A New Technique Allows Recording What is Typed in a Video Call

February 26, 2021 Matt Mills Internet, News 0

Hackers tend to constantly adapt to changes and thus steal information and infect computers. It is true that we have many security tools with which we can protect ourselves, but cybercriminals are also looking for a way to break those barriers. In this article we echo a new attack that allows us to know what a person is writing during a video call.

A new attack knows what a user types in a video call

Video calls have become a widely used form of communication in recent months. The Covid-19 pandemic has brought important changes and one of them is the use of this type of services both by private users and also at the level of companies and organizations.

Now cybercriminals have found a new attack that allows them to know what a user is typing during a video call. Basically what they achieve is to take advantage of the video transmission to correlate body movements with the letters and words that that person is writing.

This discovery has been made by researchers at the University of Texas, San Antonio, and also at the University of Oklahoma.
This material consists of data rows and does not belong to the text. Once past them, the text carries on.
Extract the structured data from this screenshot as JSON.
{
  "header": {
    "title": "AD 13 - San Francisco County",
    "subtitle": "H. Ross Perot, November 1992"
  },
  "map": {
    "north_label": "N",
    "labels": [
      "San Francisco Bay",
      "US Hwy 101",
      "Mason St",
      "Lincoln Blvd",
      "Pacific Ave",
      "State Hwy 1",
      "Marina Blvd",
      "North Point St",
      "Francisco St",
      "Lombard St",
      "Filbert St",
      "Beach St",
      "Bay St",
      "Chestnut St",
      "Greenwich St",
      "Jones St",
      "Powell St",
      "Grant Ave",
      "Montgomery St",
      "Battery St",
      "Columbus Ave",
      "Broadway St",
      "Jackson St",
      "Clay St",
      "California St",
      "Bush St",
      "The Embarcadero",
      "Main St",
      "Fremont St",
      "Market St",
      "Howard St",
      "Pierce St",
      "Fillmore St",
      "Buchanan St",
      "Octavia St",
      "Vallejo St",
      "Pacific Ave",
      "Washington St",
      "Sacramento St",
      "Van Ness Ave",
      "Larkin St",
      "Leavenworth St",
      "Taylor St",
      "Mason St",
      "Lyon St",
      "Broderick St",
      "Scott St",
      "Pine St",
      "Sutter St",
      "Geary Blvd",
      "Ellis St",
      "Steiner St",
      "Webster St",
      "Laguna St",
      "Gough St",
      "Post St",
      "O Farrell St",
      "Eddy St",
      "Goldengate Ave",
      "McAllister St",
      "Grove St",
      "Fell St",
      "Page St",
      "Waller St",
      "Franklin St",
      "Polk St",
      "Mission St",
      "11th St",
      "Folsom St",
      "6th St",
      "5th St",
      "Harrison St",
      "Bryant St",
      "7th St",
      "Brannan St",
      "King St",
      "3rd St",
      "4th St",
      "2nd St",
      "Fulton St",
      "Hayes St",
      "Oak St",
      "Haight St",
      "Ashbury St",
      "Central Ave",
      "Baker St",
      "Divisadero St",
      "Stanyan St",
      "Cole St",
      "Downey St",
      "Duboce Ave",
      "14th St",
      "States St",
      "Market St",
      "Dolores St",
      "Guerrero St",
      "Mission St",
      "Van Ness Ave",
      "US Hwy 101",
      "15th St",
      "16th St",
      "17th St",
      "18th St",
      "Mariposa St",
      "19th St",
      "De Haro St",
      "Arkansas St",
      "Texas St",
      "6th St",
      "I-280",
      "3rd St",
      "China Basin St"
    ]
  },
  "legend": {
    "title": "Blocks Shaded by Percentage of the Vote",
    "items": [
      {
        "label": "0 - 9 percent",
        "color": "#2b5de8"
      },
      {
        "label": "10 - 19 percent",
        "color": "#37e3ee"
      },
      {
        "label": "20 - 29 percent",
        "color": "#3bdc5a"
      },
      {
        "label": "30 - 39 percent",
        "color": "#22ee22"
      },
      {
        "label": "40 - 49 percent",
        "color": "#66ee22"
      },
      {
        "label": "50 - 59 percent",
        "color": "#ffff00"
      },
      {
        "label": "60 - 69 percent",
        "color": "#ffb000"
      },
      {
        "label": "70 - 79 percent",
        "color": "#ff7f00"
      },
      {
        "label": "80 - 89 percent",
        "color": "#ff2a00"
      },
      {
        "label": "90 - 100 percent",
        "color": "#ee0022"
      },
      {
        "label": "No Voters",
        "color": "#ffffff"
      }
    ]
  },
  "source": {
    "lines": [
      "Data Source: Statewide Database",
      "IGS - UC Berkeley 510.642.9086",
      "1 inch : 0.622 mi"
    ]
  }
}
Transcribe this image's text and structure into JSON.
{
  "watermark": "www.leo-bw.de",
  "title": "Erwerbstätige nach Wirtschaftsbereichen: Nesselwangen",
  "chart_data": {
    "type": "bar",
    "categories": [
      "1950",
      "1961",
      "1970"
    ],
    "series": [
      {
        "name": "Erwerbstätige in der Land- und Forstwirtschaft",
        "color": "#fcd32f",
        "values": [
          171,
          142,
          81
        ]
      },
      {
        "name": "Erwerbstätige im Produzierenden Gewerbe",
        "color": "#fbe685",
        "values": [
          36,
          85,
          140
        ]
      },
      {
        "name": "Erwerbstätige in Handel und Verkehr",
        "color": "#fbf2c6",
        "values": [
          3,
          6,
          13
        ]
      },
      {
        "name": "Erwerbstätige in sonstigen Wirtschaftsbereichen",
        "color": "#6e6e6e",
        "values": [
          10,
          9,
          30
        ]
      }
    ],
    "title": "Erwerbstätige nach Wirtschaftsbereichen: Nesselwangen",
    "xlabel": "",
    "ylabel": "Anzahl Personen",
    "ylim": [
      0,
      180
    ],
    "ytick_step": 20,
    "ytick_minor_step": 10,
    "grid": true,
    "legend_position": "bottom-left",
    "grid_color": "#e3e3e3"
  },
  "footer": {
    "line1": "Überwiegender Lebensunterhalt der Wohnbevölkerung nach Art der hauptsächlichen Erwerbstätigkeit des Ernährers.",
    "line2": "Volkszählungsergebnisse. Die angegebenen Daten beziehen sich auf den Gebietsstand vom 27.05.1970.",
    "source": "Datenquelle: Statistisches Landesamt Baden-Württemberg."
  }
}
They indicate that they could not only attack in a normal video call, but also live on YouTube and other similar platforms.

Of course, for this to be possible, they indicate that it is necessary for the camera to be able to record part of the user’s body. The upper area where they would detect arm movements and how they are used to press certain keys.

They indicate that this type of attack can be used on different devices that have an integrated webcam . It would not only work with a computer, but also with many other equipment such as tablets, mobile phones and the like.

The objective of an attacker would be to record the words and texts written by the victim. This could put privacy at risk, but it could even steal the passwords that person enters when logging into any service.

Three stages of recording keystrokes

The researchers report that three stages are necessary for this to be possible. Each of them has its function and the end result is to obtain what the victim has typed on his keyboard. We are going to see what each of these phases or stages consists of.

Pre-processing : in this stage, the background of the video is removed, it is converted to grayscale and a segmentation of both arms occurs with respect to the person’s face.
Keystroke detection : this phase detects keystrokes, retrieves segmented frames from the arm, quantifies movements, and calculates where the keystrokes have been.
Word prediction : the last stage is to predict the words that have been written. It detects the different characteristics of movements before and after each keystroke and through a dictionary-based algorithm it is able to predict the words.

This group of researchers has carried out different tests with various groups of people using platforms such as Zoom, Hangouts and Skype. They saw that the attack did not have the same result for all webcams. There were also differences in word detection. In this sense, they successfully detected 91.1% of usernames, 95.6% of email addresses and 66.7% of written websites. However, for passwords they were not so successful: 18.9% of the total.